For each reactant, find the molar mass by adding up the atomic masses of all the elements in the formula.
a. Molar mass of P4 = (4 x atomic mass of P) = 4 x (30.97 g/mol) = 123.88 g/mol
b. Molar mass of P4O10 = (4 x atomic mass of P) + (10 x atomic mass of O) = 4 x (30.97 g/mol) + 10 x (16.00 g/mol) = 283.88 g/mol
c. Molar mass of Fe2O3 = (2 x atomic mass of Fe) + (3 x atomic mass of O) = 2 x (55.85 g/mol) + 3 x (16.00 g/mol) = 159.69 g/mol

Step 3: Use stoichiometry to calculate the amount of the second reactant.
a. P4 + 6Cl2 -> 4PCl3
From the balanced equation, we know that 1 mole of P4 reacts with 6 moles of Cl2 to produce 4 moles of PCl3. Using this ratio, we can find the moles of Cl2 required to react with 1 mole of P4.
Moles of Cl2 = (moles of P4) x (6 moles of Cl2 / 1 mole of P4)
To find the grams of Cl2, we can use the molar mass of Cl2 and the moles of Cl2 calculated above.
Grams of Cl2 = (moles of Cl2) x (molar mass of Cl2)

b. P4O10 + 6H2O -> 4H3PO4
From the balanced equation, we know that 1 mole of P4O10 reacts with 6 moles of H2O to produce 4 moles of H3PO4. Using this ratio, we can find the moles of H2O required to react with 1 mole of P4O10.
Moles of H2O = (moles of P4O10) x (6 moles of H2O / 1 mole of P4O10)
To find the grams of H2O, we can use the molar mass of H2O and the moles of H2O calculated above.
Grams of H2O = (moles of H2O) x (molar mass of H2O)

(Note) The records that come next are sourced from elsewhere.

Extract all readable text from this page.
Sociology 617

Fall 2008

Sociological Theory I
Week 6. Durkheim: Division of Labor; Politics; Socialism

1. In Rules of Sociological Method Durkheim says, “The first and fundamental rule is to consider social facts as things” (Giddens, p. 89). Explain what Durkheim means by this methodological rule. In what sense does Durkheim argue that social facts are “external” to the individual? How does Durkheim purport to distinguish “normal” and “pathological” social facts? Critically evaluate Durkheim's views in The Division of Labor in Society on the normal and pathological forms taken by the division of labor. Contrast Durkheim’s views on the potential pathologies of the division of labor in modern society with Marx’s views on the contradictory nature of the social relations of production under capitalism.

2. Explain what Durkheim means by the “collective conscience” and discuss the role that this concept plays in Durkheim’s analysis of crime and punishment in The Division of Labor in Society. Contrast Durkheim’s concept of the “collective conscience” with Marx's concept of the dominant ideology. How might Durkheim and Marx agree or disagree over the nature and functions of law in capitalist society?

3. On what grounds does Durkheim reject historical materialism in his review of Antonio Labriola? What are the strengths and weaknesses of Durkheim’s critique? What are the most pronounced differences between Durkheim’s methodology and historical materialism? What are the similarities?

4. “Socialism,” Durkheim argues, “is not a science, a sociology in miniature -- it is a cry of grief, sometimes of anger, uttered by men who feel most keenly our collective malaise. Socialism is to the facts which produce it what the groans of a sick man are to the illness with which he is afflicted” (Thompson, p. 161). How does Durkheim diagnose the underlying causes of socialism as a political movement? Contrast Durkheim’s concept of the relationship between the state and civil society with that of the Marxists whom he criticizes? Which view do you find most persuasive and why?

c. Fe2O3 + 3CO -> 2Fe + 3CO2
From the balanced equation, we know that 1 mole of Fe2O3 reacts with 3 moles of CO to produce 2 moles of Fe. Using this ratio, we can find the moles of CO required to react with 1 mole of Fe2O3.
Moles of CO = (moles of Fe2O3) x (3 moles of CO / 1 mole of Fe2O3)
To find the grams of CO, we can use the molar mass of CO and the moles of CO calculated above.
Grams of CO = (moles of CO) x (molar mass of CO)

Step 4: Calculate the grams of the second reactant.
Using the formulas derived in Step 3, plug in the calculated moles and molar masses to find the grams of the second reactant.

Note: Make sure to multiply the moles calculated in Step 3 by the given amount (in grams) of the first reactant to find the grams of the second reactant needed to react completely.

You can now follow these steps to find the grams of the second reactant for each balanced equation given in your question.